Washington came closer. His tongue swiped her cheek and followed up the side of her face. “Salt,” he declared. “Tears. For whom do you weep, Judith? What did you see in your vision?”
How could she hide it from him? “Thy ships, falling from the shelf, breaking,” she whispered. “Bones, all the bones broken. And French words. Plus tard. What does that mean, Washington?”
He spoke gently. “‘Later,’ it means only later. Some rough seas ahead, is it? We must tie the ships down to the shelf, yes? Do not cry. They are not worth your tears.”
“Yes, of course.” Her voice shook out the words. “Foolish. Didn’t I tell thee I was being—”
“I love you, Judith,” Washington whispered. “Across the water, beyond time and the stars and remembrance, I love you.”
She swept his gleaming hair off his brow. It was a mother’s or sister’s gesture, and he knew it. Judith felt the searing heat of his anger as he caught her hand, pressed it to his face, kissed into its palm. Deeply, tasting her sweat, her skin. He traced her life line with the tip of his hard, unyielding tongue, leaving her breasts tingling, her body faint with longing. He knew what he was doing. He knew exactly.

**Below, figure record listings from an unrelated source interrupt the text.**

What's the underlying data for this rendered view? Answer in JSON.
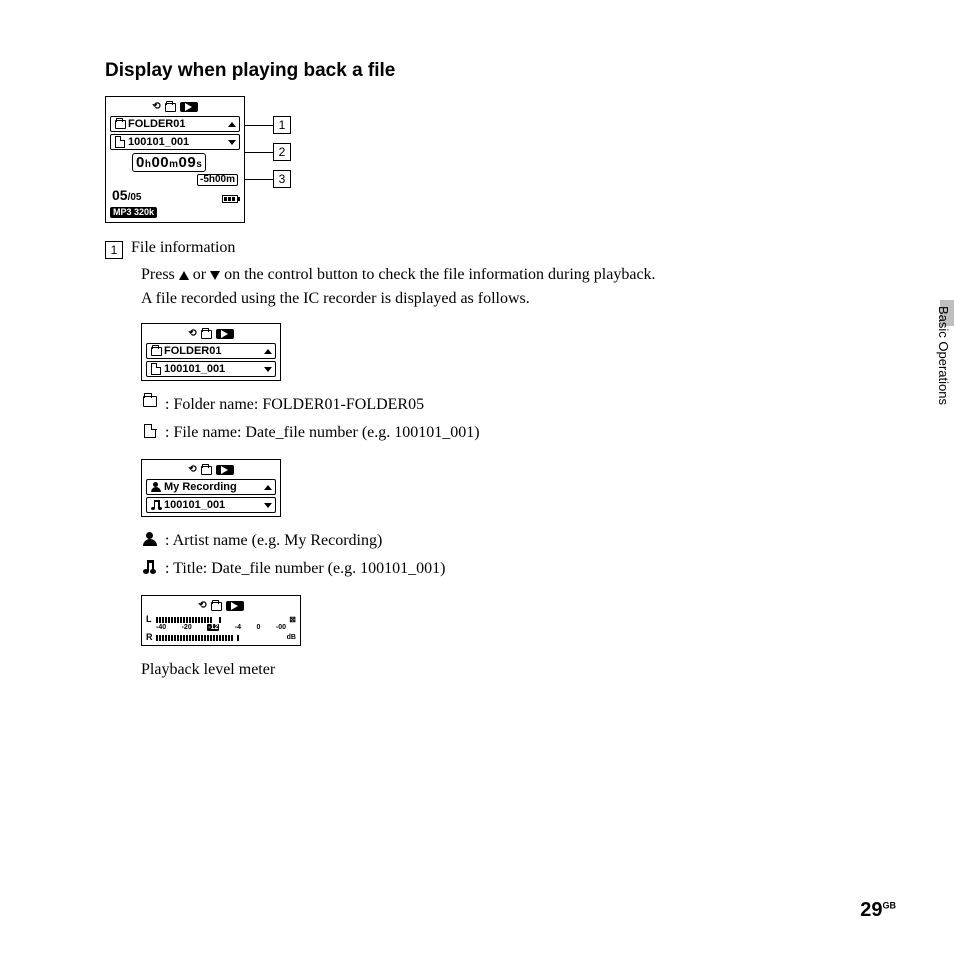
{
  "title": "Display when playing back a file",
  "main_lcd": {
    "folder": "FOLDER01",
    "file": "100101_001",
    "time_h": "0",
    "time_m": "00",
    "time_s": "09",
    "remain": "-5h00m",
    "counter_current": "05",
    "counter_total": "/05",
    "format": "MP3 320k"
  },
  "callouts": [
    "1",
    "2",
    "3"
  ],
  "item1": {
    "num": "1",
    "label": "File information",
    "para1_a": "Press ",
    "para1_b": " or ",
    "para1_c": " on the control button to check the file information during playback.",
    "para2": "A file recorded using the IC recorder is displayed as follows."
  },
  "mini_lcd1": {
    "line1": "FOLDER01",
    "line2": "100101_001"
  },
  "legend1": {
    "folder": ":  Folder name: FOLDER01-FOLDER05",
    "file": ":  File name: Date_file number (e.g. 100101_001)"
  },
  "mini_lcd2": {
    "line1": "My Recording",
    "line2": "100101_001"
  },
  "legend2": {
    "artist": ":  Artist name (e.g. My Recording)",
    "title": ":  Title: Date_file number (e.g. 100101_001)"
  },
  "meter_label": "Playback level meter",
  "meter_scale": {
    "a": "-40",
    "b": "-20",
    "c": "-12",
    "d": "-4",
    "e": "0",
    "f": "-00",
    "db": "dB"
  },
  "side_tab": "Basic Operations",
  "page_number": "29",
  "page_suffix": "GB"
}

“Washington,” she gasped out. “Stop.”
He did, lowering his head until she could only see the spiraling crown of his hair.
“I do not please you,” he whispered.
“You do please me. And you know you do,” she said, abandoning her Quaker “thou.” “Washington, you are not an innocent.”
He raised his head. His man-child eyes, already too wide, too beautiful, went wider still. “Is that required in your religion?”